Money, SmallMoney and IMoney – Configuring the IMoney Implementation at Run Time
Many applications developed using <xweld/> will settle on and use a specific implementation of IMoney to represent amounts of currency. Other applications will be designed to support changing or "plugging in" an alternative implementation at runtime without changing their application code. <xweld/> Tools extensively support this pattern and the following discussion outlines some considerations if you decide to implement this pattern for IMoney in your applications.
<xweld/> IMoney extends Number> is designed to be configurable and use that configuration at runtime through its MoneyFactory, or using dependency injection. This configurability permits an application to decide at run time whether it wants to use Money versus SmallMoney versus some other IMoney class of its own.
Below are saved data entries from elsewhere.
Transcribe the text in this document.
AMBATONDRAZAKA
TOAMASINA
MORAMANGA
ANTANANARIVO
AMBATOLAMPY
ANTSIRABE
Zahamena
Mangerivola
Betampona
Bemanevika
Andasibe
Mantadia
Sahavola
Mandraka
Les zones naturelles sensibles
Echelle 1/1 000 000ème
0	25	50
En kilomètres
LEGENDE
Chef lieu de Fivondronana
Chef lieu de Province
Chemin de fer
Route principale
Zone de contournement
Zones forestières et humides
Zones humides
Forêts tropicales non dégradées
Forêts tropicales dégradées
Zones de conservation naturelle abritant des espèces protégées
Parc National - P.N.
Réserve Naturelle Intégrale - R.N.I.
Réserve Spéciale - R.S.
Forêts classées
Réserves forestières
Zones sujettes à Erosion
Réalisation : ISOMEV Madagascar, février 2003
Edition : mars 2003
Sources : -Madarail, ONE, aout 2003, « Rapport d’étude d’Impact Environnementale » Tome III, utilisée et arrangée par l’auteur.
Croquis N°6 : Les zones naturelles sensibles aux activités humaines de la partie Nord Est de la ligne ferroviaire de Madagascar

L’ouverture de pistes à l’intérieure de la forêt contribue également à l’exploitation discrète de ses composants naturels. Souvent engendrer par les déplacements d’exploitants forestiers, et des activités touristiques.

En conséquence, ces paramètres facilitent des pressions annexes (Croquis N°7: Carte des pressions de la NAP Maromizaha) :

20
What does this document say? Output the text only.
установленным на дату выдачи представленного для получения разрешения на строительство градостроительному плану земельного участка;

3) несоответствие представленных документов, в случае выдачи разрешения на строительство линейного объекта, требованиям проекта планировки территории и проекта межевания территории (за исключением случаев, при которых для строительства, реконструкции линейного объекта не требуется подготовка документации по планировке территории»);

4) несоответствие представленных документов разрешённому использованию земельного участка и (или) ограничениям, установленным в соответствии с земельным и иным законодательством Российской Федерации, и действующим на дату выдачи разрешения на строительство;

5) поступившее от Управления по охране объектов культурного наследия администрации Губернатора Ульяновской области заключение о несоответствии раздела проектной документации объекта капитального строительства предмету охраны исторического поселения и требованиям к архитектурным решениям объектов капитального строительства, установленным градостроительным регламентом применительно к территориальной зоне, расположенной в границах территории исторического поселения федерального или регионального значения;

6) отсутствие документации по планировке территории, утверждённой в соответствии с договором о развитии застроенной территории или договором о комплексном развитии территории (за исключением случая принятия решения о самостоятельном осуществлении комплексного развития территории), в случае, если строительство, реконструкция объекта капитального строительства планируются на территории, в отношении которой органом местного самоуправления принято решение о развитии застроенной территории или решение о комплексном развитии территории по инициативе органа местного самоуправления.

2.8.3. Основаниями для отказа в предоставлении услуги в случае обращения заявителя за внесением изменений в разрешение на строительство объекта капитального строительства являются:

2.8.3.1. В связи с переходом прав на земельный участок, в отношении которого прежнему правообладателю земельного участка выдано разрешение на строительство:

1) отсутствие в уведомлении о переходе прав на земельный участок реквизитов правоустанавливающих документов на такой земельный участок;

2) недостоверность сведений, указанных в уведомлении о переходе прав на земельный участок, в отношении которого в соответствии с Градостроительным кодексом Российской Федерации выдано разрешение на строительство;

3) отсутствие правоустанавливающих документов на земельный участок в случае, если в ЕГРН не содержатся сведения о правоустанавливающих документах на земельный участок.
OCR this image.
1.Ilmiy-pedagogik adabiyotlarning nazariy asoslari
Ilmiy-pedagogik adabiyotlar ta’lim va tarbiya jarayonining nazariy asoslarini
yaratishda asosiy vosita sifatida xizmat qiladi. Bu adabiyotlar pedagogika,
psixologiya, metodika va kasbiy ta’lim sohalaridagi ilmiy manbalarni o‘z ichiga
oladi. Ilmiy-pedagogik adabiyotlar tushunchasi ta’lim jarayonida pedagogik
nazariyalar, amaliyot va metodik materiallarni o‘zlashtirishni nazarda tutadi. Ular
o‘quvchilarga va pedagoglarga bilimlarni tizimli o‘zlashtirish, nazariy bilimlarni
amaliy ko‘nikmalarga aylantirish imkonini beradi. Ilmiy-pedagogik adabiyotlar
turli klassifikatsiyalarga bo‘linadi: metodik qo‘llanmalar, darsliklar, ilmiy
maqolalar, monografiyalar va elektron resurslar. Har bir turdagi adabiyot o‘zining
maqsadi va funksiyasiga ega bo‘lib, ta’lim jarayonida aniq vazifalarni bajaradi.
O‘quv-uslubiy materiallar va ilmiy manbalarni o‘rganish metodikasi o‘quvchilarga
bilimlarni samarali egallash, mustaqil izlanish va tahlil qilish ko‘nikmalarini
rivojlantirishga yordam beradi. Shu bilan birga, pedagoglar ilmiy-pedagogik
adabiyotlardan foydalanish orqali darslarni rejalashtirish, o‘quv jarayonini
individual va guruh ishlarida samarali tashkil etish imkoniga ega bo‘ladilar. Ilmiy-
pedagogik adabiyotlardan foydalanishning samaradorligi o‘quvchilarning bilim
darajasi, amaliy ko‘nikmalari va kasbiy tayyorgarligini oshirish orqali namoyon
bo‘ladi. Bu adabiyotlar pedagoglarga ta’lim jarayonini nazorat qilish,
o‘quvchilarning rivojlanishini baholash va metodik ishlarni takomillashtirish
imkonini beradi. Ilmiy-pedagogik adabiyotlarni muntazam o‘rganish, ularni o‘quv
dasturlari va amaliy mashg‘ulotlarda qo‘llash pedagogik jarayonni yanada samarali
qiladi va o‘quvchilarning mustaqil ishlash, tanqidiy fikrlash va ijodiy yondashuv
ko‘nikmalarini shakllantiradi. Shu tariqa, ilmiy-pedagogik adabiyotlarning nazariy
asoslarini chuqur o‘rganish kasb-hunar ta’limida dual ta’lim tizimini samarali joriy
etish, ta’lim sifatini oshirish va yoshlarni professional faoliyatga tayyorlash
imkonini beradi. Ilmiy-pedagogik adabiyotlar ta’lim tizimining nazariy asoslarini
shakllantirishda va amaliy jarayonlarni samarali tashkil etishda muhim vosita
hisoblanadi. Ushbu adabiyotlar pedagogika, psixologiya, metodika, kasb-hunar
This configurability is important for applications that need the ability to assess the tradeoffs of Money versus SmallMoney. Money is backed by BigDecimal, which means that it has guaranteed precision and supports very large numbers, but it is potentially slower because it can't take advantage of an FPU and it has a relatively hefty memory footprint. SmallMoney is backed by a double, which gives is less precision and a lower max value, but supports arithmetic operations optimized on an FPU and it is about one order of magnitude smaller than Money.
Here are some tips/do's and don'ts when developing <xweld/> IMoney:
DO use MoneyFactory.create(String, CurrencyCode) to instantiate IMoney instances. This factory method will create a Money or SmallMoney, depending on the value specified in the System property "com.xweld.finance.currency.money", and pass the String (which represents the amount) to the appropriate constructor. Since the amount is based on a String, it is safe (and correct!) for the current IMoney classes and any other implementations added down the road.
DO NOT instantiate Money or SmallMoney directly. Why? Good question! Money and SmallMoney are not compatible with each other. So your choices become really simple: use the MoneyFactory or @Inject to ensure that all IMoney instances share the same backing representation, or you have to convert your IMoney operands to ensure that they are compatible. The former approach is dead easy, and the latter approach is highly prone to error, especially if many different developers are working on the same code.
BE EXCEEDINGLY CAREFUL if you use MoneyFactory.create(Number, CurrencyCode). This is only safe to use if you can guarantee that the class of Number that you're passing in exactly matches the kind of IMoney object that is being constructed. In other words, if you pass a BigDecimal to this factory method, it'll be okay if it creates a Money instance, but it will fail if it tries to create a SmallMoney instance. In other words, if you use this overloaded factory method, you defeat the configurability of xweld IMoney.
There are two other things that you need to be scrupulous about, so you will want to review your code:
(1) If you want to achieve the best performance, leave the arithmetic up to the IMoney object. The anti-pattern for this is (a) extracting the amount from the IMoney object as a Number, (b) putting that in a known representation (e.g. a BigDecimal), (c) doing BigDecimal-specific math, and finally, (d) putting things back as an IMoney via the MoneyFactory.create(String, CurrencyCode) method. If you let IMoney do the work, you avoid the extra BigDecimal instantiation (wastes time and space) and you also avoid having to stringize that BigMoney when you call MoneyFactory.create (wastes even more time and space).
(2) Look at any application code and see if you're using BigDecimal directly. If you are, maybe you could use Number instead? Or let IMoney do the work? If you are using BigDecimal and a CurrencyCode, then you’re duplicating the work that IMoney was designed to do for us, so we need to revisit it and see if we can use IMoney instead.